For decades, the field of Mennonite literature has been dominated by the question of Mennonite identity. After Identity: Mennonite Writing in North America offers a cohesive platform for an interdisciplinary reappraisal of Mennonite literature and literary criticism, as well as a reflection of current conversations in the field about Mennonite literary discourse and cultural identity.
After Identity features twelve interdisciplinary essays from scholars who see Mennonite writing transitioning beyond a tradition concerned primarily with defining itself and its cultural milieu. Contributors explore the histories and contexts—as well as the gaps—that have informed and diverted the perennial focus on identity in Mennonite literature, even as that identity is reread, reframed, and expanded. Individually, each chapter engages the question of identity in some distinct way; collectively, they show something of the range in tone, methodology, and perspective that characterizes the broader field of Mennonite literary criticism.

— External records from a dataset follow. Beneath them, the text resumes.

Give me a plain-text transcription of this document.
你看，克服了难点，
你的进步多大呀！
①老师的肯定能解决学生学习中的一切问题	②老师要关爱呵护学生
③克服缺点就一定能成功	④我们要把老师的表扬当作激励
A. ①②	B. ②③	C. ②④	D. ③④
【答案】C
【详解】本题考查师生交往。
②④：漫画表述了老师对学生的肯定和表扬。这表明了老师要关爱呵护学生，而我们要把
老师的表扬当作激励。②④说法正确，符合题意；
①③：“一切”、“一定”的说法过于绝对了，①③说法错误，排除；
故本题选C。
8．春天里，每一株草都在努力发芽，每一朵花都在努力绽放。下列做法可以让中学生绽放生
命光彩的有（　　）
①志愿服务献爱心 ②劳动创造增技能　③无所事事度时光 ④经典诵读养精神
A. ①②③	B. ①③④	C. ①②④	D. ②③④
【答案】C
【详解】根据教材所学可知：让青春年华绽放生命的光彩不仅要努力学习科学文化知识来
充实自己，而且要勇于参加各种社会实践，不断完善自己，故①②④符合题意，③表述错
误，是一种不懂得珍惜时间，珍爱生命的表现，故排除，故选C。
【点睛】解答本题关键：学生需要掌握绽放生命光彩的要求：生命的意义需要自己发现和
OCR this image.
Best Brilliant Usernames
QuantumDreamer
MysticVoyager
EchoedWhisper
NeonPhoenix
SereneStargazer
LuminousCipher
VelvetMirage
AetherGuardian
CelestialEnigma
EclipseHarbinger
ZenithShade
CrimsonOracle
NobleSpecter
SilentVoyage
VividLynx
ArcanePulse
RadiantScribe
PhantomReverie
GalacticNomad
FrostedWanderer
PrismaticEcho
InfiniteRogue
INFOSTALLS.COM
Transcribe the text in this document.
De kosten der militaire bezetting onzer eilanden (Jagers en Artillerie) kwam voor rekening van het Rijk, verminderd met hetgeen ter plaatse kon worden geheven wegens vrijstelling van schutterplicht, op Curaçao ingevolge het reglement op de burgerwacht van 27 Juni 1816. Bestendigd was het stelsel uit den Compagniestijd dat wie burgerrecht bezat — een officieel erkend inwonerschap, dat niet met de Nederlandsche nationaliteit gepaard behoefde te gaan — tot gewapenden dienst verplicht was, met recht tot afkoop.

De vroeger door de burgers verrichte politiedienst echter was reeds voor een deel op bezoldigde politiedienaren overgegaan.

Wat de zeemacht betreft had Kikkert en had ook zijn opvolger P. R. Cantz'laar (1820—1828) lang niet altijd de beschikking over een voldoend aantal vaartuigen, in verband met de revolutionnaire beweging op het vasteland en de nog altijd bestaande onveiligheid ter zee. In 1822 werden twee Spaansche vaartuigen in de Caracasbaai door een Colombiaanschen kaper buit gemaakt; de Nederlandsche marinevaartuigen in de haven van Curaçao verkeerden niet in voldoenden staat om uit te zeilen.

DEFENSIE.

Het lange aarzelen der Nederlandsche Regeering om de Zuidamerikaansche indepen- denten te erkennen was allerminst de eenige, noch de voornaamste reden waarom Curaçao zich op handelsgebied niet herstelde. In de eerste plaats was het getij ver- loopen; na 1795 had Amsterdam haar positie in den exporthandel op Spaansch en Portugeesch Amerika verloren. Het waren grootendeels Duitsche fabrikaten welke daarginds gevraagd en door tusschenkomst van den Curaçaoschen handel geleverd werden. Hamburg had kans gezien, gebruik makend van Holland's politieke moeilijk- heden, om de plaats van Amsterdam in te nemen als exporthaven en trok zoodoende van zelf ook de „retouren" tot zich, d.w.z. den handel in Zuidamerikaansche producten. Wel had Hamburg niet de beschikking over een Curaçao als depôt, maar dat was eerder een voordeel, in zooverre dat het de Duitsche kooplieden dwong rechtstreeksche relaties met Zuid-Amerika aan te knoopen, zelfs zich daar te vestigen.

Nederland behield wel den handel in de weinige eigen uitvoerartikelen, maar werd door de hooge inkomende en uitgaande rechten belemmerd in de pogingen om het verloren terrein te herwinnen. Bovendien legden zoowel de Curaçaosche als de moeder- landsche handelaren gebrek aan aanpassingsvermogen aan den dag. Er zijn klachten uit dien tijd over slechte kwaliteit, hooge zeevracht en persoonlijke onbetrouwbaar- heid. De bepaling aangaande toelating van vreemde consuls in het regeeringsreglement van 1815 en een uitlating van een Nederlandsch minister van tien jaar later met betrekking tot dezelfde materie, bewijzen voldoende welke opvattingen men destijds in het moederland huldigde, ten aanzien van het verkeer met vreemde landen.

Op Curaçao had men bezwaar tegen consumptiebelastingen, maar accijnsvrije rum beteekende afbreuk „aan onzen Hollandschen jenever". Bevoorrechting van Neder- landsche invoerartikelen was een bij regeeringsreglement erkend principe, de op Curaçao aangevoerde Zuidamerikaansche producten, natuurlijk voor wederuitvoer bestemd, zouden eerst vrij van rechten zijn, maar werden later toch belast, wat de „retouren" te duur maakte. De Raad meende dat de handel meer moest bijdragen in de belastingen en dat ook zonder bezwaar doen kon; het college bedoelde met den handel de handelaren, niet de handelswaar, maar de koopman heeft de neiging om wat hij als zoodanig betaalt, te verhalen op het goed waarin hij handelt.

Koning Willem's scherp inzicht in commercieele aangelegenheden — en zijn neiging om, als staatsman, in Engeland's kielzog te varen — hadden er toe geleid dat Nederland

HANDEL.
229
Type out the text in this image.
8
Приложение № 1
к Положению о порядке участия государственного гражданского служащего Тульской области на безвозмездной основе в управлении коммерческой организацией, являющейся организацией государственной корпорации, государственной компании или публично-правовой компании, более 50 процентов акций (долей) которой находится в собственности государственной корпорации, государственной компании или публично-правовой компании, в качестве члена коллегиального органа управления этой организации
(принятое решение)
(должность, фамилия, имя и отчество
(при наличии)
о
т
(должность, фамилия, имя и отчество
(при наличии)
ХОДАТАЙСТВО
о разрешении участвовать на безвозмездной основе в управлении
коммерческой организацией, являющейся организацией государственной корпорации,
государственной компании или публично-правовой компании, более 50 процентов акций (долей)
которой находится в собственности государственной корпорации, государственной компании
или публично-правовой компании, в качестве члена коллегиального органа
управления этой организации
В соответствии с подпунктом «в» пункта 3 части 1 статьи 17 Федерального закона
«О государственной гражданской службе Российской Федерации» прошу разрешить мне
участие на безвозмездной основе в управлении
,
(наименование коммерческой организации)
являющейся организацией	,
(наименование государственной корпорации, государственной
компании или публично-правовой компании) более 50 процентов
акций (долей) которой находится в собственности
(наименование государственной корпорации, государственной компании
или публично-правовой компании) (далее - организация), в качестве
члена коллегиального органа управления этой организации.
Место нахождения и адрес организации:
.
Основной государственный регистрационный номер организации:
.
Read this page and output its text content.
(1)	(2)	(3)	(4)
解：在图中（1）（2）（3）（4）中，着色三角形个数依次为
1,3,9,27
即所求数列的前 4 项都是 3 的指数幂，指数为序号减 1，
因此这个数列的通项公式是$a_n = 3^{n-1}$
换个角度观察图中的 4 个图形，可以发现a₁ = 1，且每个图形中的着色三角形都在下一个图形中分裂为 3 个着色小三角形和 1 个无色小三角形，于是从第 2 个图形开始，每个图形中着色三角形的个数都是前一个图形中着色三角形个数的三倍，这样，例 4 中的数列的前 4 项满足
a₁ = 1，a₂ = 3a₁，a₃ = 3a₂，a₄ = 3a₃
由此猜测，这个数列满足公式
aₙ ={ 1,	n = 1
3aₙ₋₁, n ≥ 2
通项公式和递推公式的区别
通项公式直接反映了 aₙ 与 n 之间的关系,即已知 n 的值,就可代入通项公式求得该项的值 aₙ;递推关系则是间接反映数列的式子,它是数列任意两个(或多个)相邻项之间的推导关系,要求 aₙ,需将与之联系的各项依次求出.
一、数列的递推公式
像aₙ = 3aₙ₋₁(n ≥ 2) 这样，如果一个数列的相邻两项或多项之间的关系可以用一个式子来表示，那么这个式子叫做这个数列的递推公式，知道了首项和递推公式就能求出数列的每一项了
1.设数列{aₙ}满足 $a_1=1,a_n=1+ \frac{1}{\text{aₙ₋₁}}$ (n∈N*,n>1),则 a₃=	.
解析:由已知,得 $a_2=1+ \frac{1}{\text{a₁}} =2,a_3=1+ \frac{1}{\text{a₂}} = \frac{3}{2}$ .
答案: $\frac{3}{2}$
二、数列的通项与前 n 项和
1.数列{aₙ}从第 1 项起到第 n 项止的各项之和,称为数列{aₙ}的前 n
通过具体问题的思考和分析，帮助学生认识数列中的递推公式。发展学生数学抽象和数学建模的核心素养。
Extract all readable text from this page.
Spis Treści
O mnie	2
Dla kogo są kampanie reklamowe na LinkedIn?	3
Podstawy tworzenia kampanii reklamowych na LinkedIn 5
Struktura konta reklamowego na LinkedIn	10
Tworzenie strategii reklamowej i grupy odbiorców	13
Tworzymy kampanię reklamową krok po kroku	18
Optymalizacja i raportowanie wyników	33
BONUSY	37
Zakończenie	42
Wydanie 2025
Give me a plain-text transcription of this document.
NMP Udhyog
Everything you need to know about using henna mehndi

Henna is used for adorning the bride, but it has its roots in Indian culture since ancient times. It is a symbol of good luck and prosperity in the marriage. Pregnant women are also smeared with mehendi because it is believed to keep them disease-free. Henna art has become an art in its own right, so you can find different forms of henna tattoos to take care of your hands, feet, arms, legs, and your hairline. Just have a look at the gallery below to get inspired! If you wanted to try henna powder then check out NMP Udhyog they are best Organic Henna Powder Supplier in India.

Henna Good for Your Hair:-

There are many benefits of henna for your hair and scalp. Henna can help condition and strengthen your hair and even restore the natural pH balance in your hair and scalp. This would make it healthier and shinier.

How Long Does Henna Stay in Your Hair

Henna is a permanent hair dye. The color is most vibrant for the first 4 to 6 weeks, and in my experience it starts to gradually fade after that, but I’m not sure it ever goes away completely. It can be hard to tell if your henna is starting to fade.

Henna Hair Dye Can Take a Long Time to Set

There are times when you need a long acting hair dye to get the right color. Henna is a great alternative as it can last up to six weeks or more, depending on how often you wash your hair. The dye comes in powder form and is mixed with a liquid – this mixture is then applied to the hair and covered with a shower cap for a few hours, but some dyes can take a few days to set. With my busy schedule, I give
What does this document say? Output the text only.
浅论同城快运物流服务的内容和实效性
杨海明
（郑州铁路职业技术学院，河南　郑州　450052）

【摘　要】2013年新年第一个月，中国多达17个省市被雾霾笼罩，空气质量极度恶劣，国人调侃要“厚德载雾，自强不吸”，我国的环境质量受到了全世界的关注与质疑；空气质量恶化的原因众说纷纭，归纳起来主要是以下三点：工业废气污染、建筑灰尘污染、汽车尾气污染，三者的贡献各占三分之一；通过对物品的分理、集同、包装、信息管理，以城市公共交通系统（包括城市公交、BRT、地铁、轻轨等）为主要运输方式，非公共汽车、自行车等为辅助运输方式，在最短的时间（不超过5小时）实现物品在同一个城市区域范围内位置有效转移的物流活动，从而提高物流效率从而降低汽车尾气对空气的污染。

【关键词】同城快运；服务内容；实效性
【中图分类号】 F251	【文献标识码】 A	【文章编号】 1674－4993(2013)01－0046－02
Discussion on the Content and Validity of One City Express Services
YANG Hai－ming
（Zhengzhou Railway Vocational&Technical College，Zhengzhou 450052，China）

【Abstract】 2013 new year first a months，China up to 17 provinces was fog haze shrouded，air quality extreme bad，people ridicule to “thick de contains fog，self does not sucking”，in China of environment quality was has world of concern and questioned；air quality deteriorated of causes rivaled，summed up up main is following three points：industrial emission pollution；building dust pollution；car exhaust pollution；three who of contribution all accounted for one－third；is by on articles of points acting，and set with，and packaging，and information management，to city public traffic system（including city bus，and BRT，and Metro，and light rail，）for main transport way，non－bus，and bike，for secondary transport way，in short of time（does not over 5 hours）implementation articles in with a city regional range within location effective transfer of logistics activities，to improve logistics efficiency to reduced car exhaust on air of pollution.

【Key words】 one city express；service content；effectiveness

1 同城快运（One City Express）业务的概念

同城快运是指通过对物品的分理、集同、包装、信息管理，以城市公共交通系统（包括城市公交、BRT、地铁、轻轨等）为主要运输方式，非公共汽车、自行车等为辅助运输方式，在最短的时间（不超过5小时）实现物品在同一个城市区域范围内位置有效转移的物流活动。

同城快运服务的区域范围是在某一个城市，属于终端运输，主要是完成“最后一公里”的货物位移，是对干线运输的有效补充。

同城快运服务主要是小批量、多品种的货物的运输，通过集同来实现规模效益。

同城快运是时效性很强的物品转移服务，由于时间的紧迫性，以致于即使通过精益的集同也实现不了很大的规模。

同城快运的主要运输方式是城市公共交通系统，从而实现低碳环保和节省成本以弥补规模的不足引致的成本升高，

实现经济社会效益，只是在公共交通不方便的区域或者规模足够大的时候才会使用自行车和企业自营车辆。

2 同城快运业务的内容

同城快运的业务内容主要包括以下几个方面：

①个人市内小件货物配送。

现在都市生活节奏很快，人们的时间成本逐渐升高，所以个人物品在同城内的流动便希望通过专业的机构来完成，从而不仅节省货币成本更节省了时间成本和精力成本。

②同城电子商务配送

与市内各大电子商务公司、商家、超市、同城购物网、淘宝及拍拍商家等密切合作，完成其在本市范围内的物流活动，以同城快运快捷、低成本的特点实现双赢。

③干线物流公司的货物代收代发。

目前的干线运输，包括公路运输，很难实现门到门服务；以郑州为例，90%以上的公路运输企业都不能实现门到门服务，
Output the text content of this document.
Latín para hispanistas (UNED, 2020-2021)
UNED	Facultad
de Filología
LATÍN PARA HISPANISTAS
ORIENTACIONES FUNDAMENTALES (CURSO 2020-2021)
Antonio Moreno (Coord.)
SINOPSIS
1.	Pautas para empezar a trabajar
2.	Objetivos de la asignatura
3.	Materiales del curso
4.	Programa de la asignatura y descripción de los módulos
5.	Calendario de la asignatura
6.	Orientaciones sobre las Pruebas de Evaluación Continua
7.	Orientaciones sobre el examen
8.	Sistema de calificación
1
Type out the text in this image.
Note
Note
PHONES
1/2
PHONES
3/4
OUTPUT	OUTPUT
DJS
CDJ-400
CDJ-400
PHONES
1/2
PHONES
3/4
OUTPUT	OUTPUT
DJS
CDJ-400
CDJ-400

Together, the essays in this volume interrogate what is at stake in this ongoing preoccupation with identity and explore the potential for a move towards a truly post-identity literature. As such, After Identity participates in a much larger reconsideration of cultural identity currently under way in contemporary literary studies, a discussion with implications for the study of ethnic literatures more generally.
“The world of Mennonite writing in North America is a lively and fascinating one that pushes into new territory even while it seeks to attend to its own histories, traditions, and communities—this collection of essays is a reliable guide to understanding that state of affairs.”